C requires the digits 0 through 9 to be stored contiguously, in that order, in the execution character set. 48 is the ASCII value of '0', so, for instance:
'3' - 48 == 3
for any digit.
ASCII is not required for C, so better is:
'3' - '0'
because while 48 is right for ASCII, '0' is by definition right for any character set.
If address contains "456 ", then:
when i == 0 and number == 0, number * 10 + (address[0] - 48) equals 0 * 10 + 4, or 4.
when i == 1, number * 10 + (address[1] - 48) is 4 * 10 + 5, or 45.
when i == 2, number * 10 + (address[2] - 48) is 45 * 10 + 6, or 456
and you're done.
Never use gets(), it's dangerous, and isn't even part of C anymore.
In ASCII, the digit characters '0' through '9' occupy code points 48 through 57 (i hex, 0x30 through 0x39) so, to turn a digit character into a value, you just subtract 48.
As an aside, you should really subtract '0' since the standard doesn't guarantee ASCII, though it does guarantee that the digit characters are contiguous and ordered. C under z/OS, for example, uses EBCDIC which places the digits at code points 0xf0 through 0xf9.
The loop itself is a simple shift-and-add type, to create a number from multiple digit characters. Say you have the string "123", and number is initially zero.
You multiply number (zero) by ten to get zero then add digit character '1' (49) and subtract 48. This gives you one.
You then multiply number (one) by ten to get ten and add digit character '2' (50), again subtracting 48. This gives you twelve.
Finally, you multiply number (twelve) by ten to get a hundred and twenty then add digit character '3' (51) and subtract 48. This gives you a hundred and twenty three.
There are better ways to do this in the C standard library, atoi or the more robust strtol-type functions, all found in stdlib.h. The latter allow you to better detect if there was "rubbish" at the end of the number, for assistance with validation (atoi cannot tell the difference between 123 and 123xyzzy).

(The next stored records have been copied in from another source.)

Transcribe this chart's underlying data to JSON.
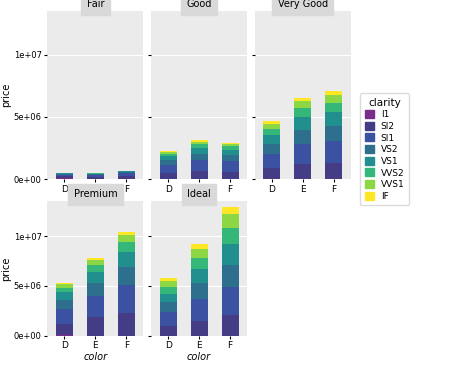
{
  "cuts": [
    "Fair",
    "Good",
    "Very Good",
    "Premium",
    "Ideal"
  ],
  "colors_x": [
    "D",
    "E",
    "F"
  ],
  "clarity_order": [
    "I1",
    "SI2",
    "SI1",
    "VS2",
    "VS1",
    "VVS2",
    "VVS1",
    "IF"
  ],
  "clarity_colors": {
    "I1": "#7B2D8B",
    "SI2": "#443C84",
    "SI1": "#3A52A1",
    "VS2": "#2F6F8E",
    "VS1": "#218F8D",
    "VVS2": "#35B779",
    "VVS1": "#8DD644",
    "IF": "#FDE725"
  },
  "data": {
    "Fair": {
      "D": {
        "I1": 55000,
        "SI2": 185000,
        "SI1": 125000,
        "VS2": 55000,
        "VS1": 35000,
        "VVS2": 18000,
        "VVS1": 8000,
        "IF": 4000
      },
      "E": {
        "I1": 22000,
        "SI2": 165000,
        "SI1": 145000,
        "VS2": 65000,
        "VS1": 45000,
        "VVS2": 22000,
        "VVS1": 10000,
        "IF": 5000
      },
      "F": {
        "I1": 32000,
        "SI2": 235000,
        "SI1": 185000,
        "VS2": 88000,
        "VS1": 68000,
        "VVS2": 32000,
        "VVS1": 16000,
        "IF": 7000
      }
    },
    "Good": {
      "D": {
        "I1": 4000,
        "SI2": 480000,
        "SI1": 680000,
        "VS2": 380000,
        "VS1": 320000,
        "VVS2": 185000,
        "VVS1": 130000,
        "IF": 70000
      },
      "E": {
        "I1": 4000,
        "SI2": 620000,
        "SI1": 920000,
        "VS2": 510000,
        "VS1": 460000,
        "VVS2": 290000,
        "VVS1": 200000,
        "IF": 110000
      },
      "F": {
        "I1": 4000,
        "SI2": 560000,
        "SI1": 860000,
        "VS2": 490000,
        "VS1": 440000,
        "VVS2": 270000,
        "VVS1": 185000,
        "IF": 100000
      }
    },
    "Very Good": {
      "D": {
        "I1": 3000,
        "SI2": 870000,
        "SI1": 1180000,
        "VS2": 780000,
        "VS1": 730000,
        "VVS2": 490000,
        "VVS1": 390000,
        "IF": 195000
      },
      "E": {
        "I1": 3000,
        "SI2": 1220000,
        "SI1": 1620000,
        "VS2": 1120000,
        "VS1": 1020000,
        "VVS2": 720000,
        "VVS1": 560000,
        "IF": 290000
      },
      "F": {
        "I1": 3000,
        "SI2": 1320000,
        "SI1": 1720000,
        "VS2": 1220000,
        "VS1": 1120000,
        "VVS2": 770000,
        "VVS1": 595000,
        "IF": 310000
      }
    },
    "Premium": {
      "D": {
        "I1": 28000,
        "SI2": 1180000,
        "SI1": 1480000,
        "VS2": 880000,
        "VS1": 780000,
        "VVS2": 490000,
        "VVS1": 340000,
        "IF": 145000
      },
      "E": {
        "I1": 18000,
        "SI2": 1820000,
        "SI1": 2120000,
        "VS2": 1320000,
        "VS1": 1120000,
        "VVS2": 720000,
        "VVS1": 510000,
        "IF": 230000
      },
      "F": {
        "I1": 18000,
        "SI2": 2250000,
        "SI1": 2850000,
        "VS2": 1750000,
        "VS1": 1550000,
        "VVS2": 980000,
        "VVS1": 700000,
        "IF": 320000
      }
    },
    "Ideal": {
      "D": {
        "I1": 3000,
        "SI2": 980000,
        "SI1": 1380000,
        "VS2": 980000,
        "VS1": 880000,
        "VVS2": 680000,
        "VVS1": 580000,
        "IF": 330000
      },
      "E": {
        "I1": 3000,
        "SI2": 1520000,
        "SI1": 2120000,
        "VS2": 1620000,
        "VS1": 1420000,
        "VVS2": 1120000,
        "VVS1": 920000,
        "IF": 520000
      },
      "F": {
        "I1": 3000,
        "SI2": 2050000,
        "SI1": 2850000,
        "VS2": 2250000,
        "VS1": 2050000,
        "VVS2": 1650000,
        "VVS1": 1350000,
        "IF": 720000
      }
    }
  },
  "ylim": [
    0,
    13500000.0
  ],
  "yticks": [
    0,
    5000000,
    10000000
  ],
  "ytick_labels": [
    "0e+00",
    "5e+06",
    "1e+07"
  ],
  "ylabel": "price",
  "xlabel": "color",
  "legend_title": "clarity",
  "bg_color": "#EBEBEB",
  "panel_title_bg": "#D9D9D9",
  "grid_color": "white",
  "bar_width": 0.55
}
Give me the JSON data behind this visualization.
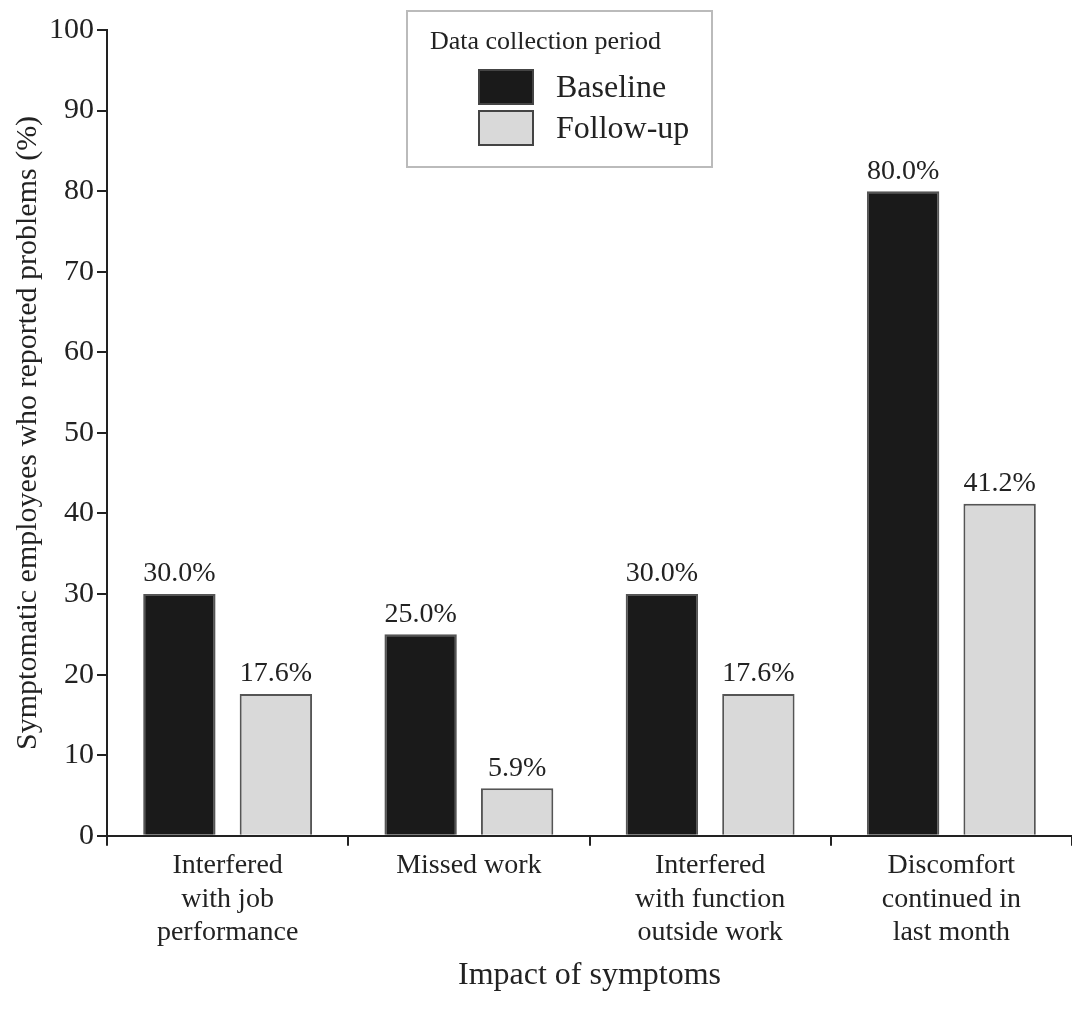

And, as yet another aside, you should avoid gets() like the plague. It, like the "naked" scanf("%s"), is not suitable for user input, and opens your code to buffer overflow problems. In fact, unlike scanf(), there is no safe way to use gets(), which is undoubtedly why it has been removed from C11, the latest standard. A more robust user input function can be found here.
There's also a large class of addresses for which that code will fail miserably, such as:
3/28 Tivoli Rd
57a Smith Street
Flat 2, 12 Xyzzy Lane